Source and sample configuration
Quick start:
module "gatling_control_plane" {
  source  = "gatling/control-plane/azure"

  # See https://github.com/gatling/terraform-azure-control-plane/blob/main/example/main.tf
  # for the full sample configuration
}

Terraform for GCP

The GCP Terraform module deploys the Control Plane on Cloud Run (or a Compute Engine VM), mounts an existing GCP storage bucket as a volume, and creates the necessary IAM role assignments to allow the Control Plane to spawn Compute Engine VM load generators in your project.
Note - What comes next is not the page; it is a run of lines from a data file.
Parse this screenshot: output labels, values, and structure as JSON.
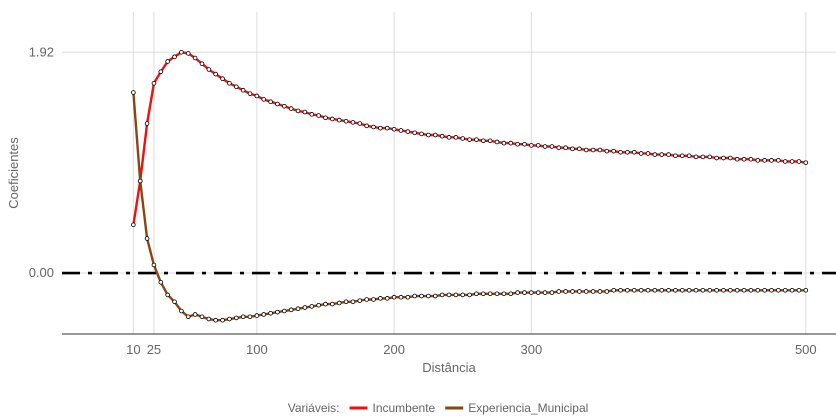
{
  "chart_data": {
    "type": "line",
    "xlabel": "Distância",
    "ylabel": "Coeficientes",
    "x_ticks": [
      10,
      25,
      100,
      200,
      300,
      500
    ],
    "x_tick_labels": [
      "10",
      "25",
      "100",
      "200",
      "300",
      "500"
    ],
    "y_ticks": [
      0.0,
      1.92
    ],
    "y_tick_labels": [
      "0.00",
      "1.92"
    ],
    "xlim": [
      -42,
      522
    ],
    "ylim": [
      -0.53,
      2.27
    ],
    "grid": true,
    "reference_line": {
      "y": 0,
      "style": "dash-dot",
      "color": "#000000"
    },
    "legend": {
      "title": "Variáveis:",
      "position": "bottom"
    },
    "series": [
      {
        "name": "Incumbente",
        "color": "#ee1111",
        "x": [
          10,
          15,
          20,
          25,
          30,
          35,
          40,
          45,
          50,
          55,
          60,
          65,
          70,
          75,
          80,
          85,
          90,
          95,
          100,
          105,
          110,
          115,
          120,
          125,
          130,
          135,
          140,
          145,
          150,
          155,
          160,
          165,
          170,
          175,
          180,
          185,
          190,
          195,
          200,
          205,
          210,
          215,
          220,
          225,
          230,
          235,
          240,
          245,
          250,
          255,
          260,
          265,
          270,
          275,
          280,
          285,
          290,
          295,
          300,
          305,
          310,
          315,
          320,
          325,
          330,
          335,
          340,
          345,
          350,
          355,
          360,
          365,
          370,
          375,
          380,
          385,
          390,
          395,
          400,
          405,
          410,
          415,
          420,
          425,
          430,
          435,
          440,
          445,
          450,
          455,
          460,
          465,
          470,
          475,
          480,
          485,
          490,
          495,
          500
        ],
        "y": [
          0.42,
          0.8,
          1.3,
          1.65,
          1.75,
          1.84,
          1.88,
          1.92,
          1.91,
          1.87,
          1.82,
          1.77,
          1.73,
          1.69,
          1.65,
          1.62,
          1.59,
          1.56,
          1.54,
          1.51,
          1.49,
          1.47,
          1.45,
          1.43,
          1.41,
          1.4,
          1.38,
          1.37,
          1.35,
          1.34,
          1.33,
          1.32,
          1.31,
          1.3,
          1.28,
          1.27,
          1.26,
          1.26,
          1.25,
          1.24,
          1.23,
          1.22,
          1.21,
          1.2,
          1.2,
          1.19,
          1.18,
          1.18,
          1.17,
          1.16,
          1.16,
          1.15,
          1.15,
          1.14,
          1.13,
          1.13,
          1.12,
          1.12,
          1.11,
          1.11,
          1.1,
          1.1,
          1.09,
          1.09,
          1.08,
          1.08,
          1.07,
          1.07,
          1.07,
          1.06,
          1.06,
          1.05,
          1.05,
          1.05,
          1.04,
          1.04,
          1.03,
          1.03,
          1.03,
          1.02,
          1.02,
          1.02,
          1.01,
          1.01,
          1.01,
          1.0,
          1.0,
          1.0,
          0.99,
          0.99,
          0.99,
          0.98,
          0.98,
          0.98,
          0.98,
          0.97,
          0.97,
          0.97,
          0.96
        ]
      },
      {
        "name": "Experiencia_Municipal",
        "color": "#8b4513",
        "x": [
          10,
          15,
          20,
          25,
          30,
          35,
          40,
          45,
          50,
          55,
          60,
          65,
          70,
          75,
          80,
          85,
          90,
          95,
          100,
          105,
          110,
          115,
          120,
          125,
          130,
          135,
          140,
          145,
          150,
          155,
          160,
          165,
          170,
          175,
          180,
          185,
          190,
          195,
          200,
          205,
          210,
          215,
          220,
          225,
          230,
          235,
          240,
          245,
          250,
          255,
          260,
          265,
          270,
          275,
          280,
          285,
          290,
          295,
          300,
          305,
          310,
          315,
          320,
          325,
          330,
          335,
          340,
          345,
          350,
          355,
          360,
          365,
          370,
          375,
          380,
          385,
          390,
          395,
          400,
          405,
          410,
          415,
          420,
          425,
          430,
          435,
          440,
          445,
          450,
          455,
          460,
          465,
          470,
          475,
          480,
          485,
          490,
          495,
          500
        ],
        "y": [
          1.57,
          0.8,
          0.3,
          0.07,
          -0.08,
          -0.19,
          -0.25,
          -0.33,
          -0.38,
          -0.36,
          -0.38,
          -0.4,
          -0.41,
          -0.41,
          -0.4,
          -0.39,
          -0.38,
          -0.38,
          -0.37,
          -0.36,
          -0.35,
          -0.34,
          -0.33,
          -0.32,
          -0.31,
          -0.3,
          -0.29,
          -0.28,
          -0.27,
          -0.27,
          -0.26,
          -0.25,
          -0.25,
          -0.24,
          -0.23,
          -0.23,
          -0.22,
          -0.22,
          -0.21,
          -0.21,
          -0.21,
          -0.2,
          -0.2,
          -0.2,
          -0.2,
          -0.19,
          -0.19,
          -0.19,
          -0.19,
          -0.19,
          -0.18,
          -0.18,
          -0.18,
          -0.18,
          -0.18,
          -0.18,
          -0.17,
          -0.17,
          -0.17,
          -0.17,
          -0.17,
          -0.17,
          -0.16,
          -0.16,
          -0.16,
          -0.16,
          -0.16,
          -0.16,
          -0.16,
          -0.16,
          -0.15,
          -0.15,
          -0.15,
          -0.15,
          -0.15,
          -0.15,
          -0.15,
          -0.15,
          -0.15,
          -0.15,
          -0.15,
          -0.15,
          -0.15,
          -0.15,
          -0.15,
          -0.15,
          -0.15,
          -0.15,
          -0.15,
          -0.15,
          -0.15,
          -0.15,
          -0.15,
          -0.15,
          -0.15,
          -0.15,
          -0.15,
          -0.15,
          -0.15
        ]
      }
    ]
  }
}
Optionally supports storing private packages in GCP Cloud Storage.

Terraform Registry

gatling/control-plane/gcp

GitHub Repository

Source and sample configuration
Quick start:
module "gatling_control_plane" {
  source  = "gatling/control-plane/gcp"

  # See https://github.com/gatling/terraform-gcp-control-plane/blob/main/example/main.tf
  # for the full sample configuration
}

Summary of available resources

PlatformToolModule / Chart
Kubernetes / OpenShiftHelmgatling/control-plane at helm.gatling.io
AWS (ECS + EC2)Terraformgatling/control-plane/aws
Azure (Container Apps + VMs)Terraformgatling/control-plane/azure
GCP (Cloud Run + Compute Engine)Terraformgatling/control-plane/gcp
All modules accept the Control Plane token as a reference to a secret in your cloud provider’s secret manager. Never embed the token directly in your Terraform state or Helm values files.